Part of what makes all this particularly intriguing for the wine world is The Wine Advocate's sterling reputation. Run by Robert M. Parker Jr. out of Monkton, the publication prides itself on editorial independence. Unlike other wine journals, the Wine Advocate doesn't accept advertising, and its reviewers pay their own way.
Miller confirmed Wednesday that Campo helped him arrange free-lance speaking engagements, events where he would receive between $8,000 to $15,000. At the events, often attended by several hundred people, he would talk about his favorite wines, and attendees could sample those varieties.
"It was always wines of my choice, wines that I previously rated," Miller said. "I know some of my critics are upset I would be making so much money.
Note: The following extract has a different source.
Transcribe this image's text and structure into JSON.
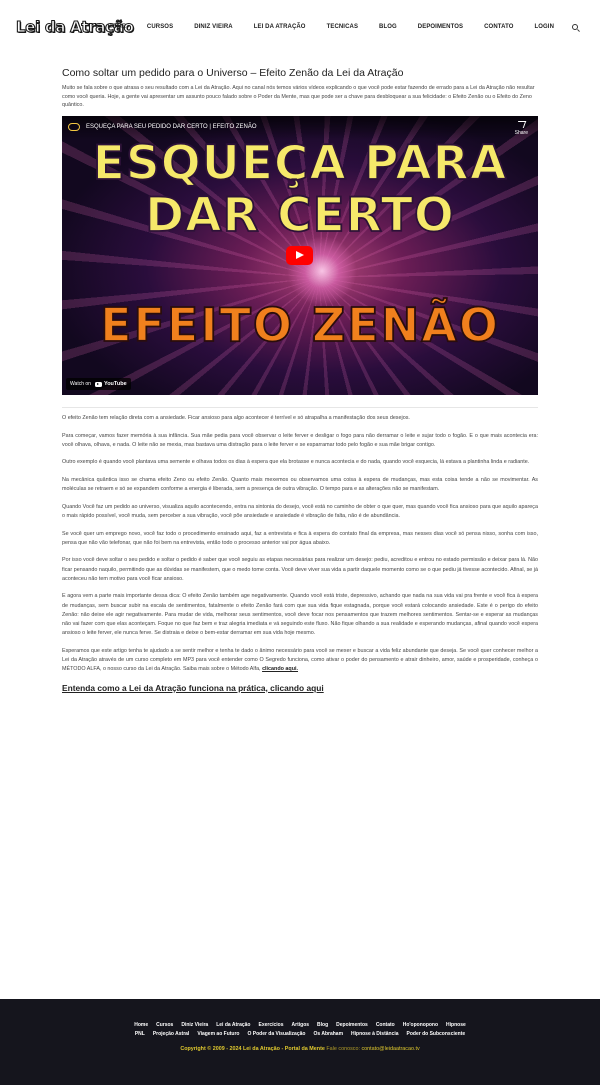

They don't think I should be making anything."
Reached in London on Wednesday, the blogger Budd said he remained convinced that Campo's dealings with the winemakers, arrangements he likes to call "No Pay, No Jay," fail to pass the sniff test.
"The conference/masterclass is a smokescreen/fig leaf tacked onto the program," Budd said. "The reason why producers and their [organizations] were prepared to pay these sums was because Miller was going to review and rate their wines for The Wine Advocate."
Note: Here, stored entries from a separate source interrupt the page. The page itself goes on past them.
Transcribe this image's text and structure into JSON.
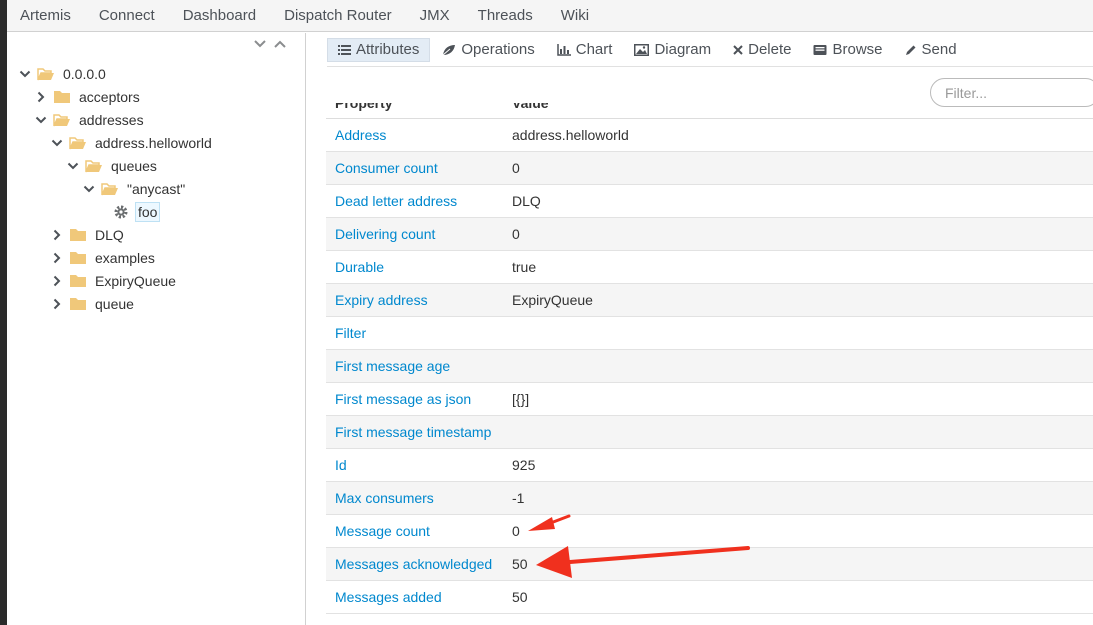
{
  "nav": {
    "items": [
      "Artemis",
      "Connect",
      "Dashboard",
      "Dispatch Router",
      "JMX",
      "Threads",
      "Wiki"
    ]
  },
  "tree": {
    "nodes": [
      {
        "label": "0.0.0.0",
        "state": "expanded",
        "folder": "open"
      },
      {
        "label": "acceptors",
        "state": "collapsed",
        "folder": "closed"
      },
      {
        "label": "addresses",
        "state": "expanded",
        "folder": "open"
      },
      {
        "label": "address.helloworld",
        "state": "expanded",
        "folder": "open"
      },
      {
        "label": "queues",
        "state": "expanded",
        "folder": "open"
      },
      {
        "label": "\"anycast\"",
        "state": "expanded",
        "folder": "open"
      },
      {
        "label": "foo",
        "state": "leaf",
        "folder": "gear",
        "selected": true
      },
      {
        "label": "DLQ",
        "state": "collapsed",
        "folder": "closed"
      },
      {
        "label": "examples",
        "state": "collapsed",
        "folder": "closed"
      },
      {
        "label": "ExpiryQueue",
        "state": "collapsed",
        "folder": "closed"
      },
      {
        "label": "queue",
        "state": "collapsed",
        "folder": "closed"
      }
    ]
  },
  "toolbar": {
    "attributes": "Attributes",
    "operations": "Operations",
    "chart": "Chart",
    "diagram": "Diagram",
    "delete": "Delete",
    "browse": "Browse",
    "send": "Send"
  },
  "filter": {
    "placeholder": "Filter..."
  },
  "table": {
    "header_property": "Property",
    "header_value": "Value",
    "rows": [
      {
        "name": "Address",
        "value": "address.helloworld"
      },
      {
        "name": "Consumer count",
        "value": "0"
      },
      {
        "name": "Dead letter address",
        "value": "DLQ"
      },
      {
        "name": "Delivering count",
        "value": "0"
      },
      {
        "name": "Durable",
        "value": "true"
      },
      {
        "name": "Expiry address",
        "value": "ExpiryQueue"
      },
      {
        "name": "Filter",
        "value": ""
      },
      {
        "name": "First message age",
        "value": ""
      },
      {
        "name": "First message as json",
        "value": "[{}]"
      },
      {
        "name": "First message timestamp",
        "value": ""
      },
      {
        "name": "Id",
        "value": "925"
      },
      {
        "name": "Max consumers",
        "value": "-1"
      },
      {
        "name": "Message count",
        "value": "0"
      },
      {
        "name": "Messages acknowledged",
        "value": "50"
      },
      {
        "name": "Messages added",
        "value": "50"
      }
    ]
  },
  "colors": {
    "link": "#0088ce",
    "folder": "#f0c87a",
    "arrow": "#f0301e"
  }
}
Miller, who is 66 and lives in Upperco, is a former clinical psychologist who diverged into the wine world in 1977, becoming a part-time consultant at Wells Discount Liquors. He also worked for stints at Calvert Discount Liquors in Cockeysville and The Wine Source in Columbia before partnering with restaurateur Tony Foreman to open Bin 604.
He started working for The Wine Advocate in 1985. He told The Sun that it's coincidental that his resignation follows the controversy. He said all of the required travel has gotten difficult as he has aged, and he had long been planning to leave the publication to write a primer on Spanish wine.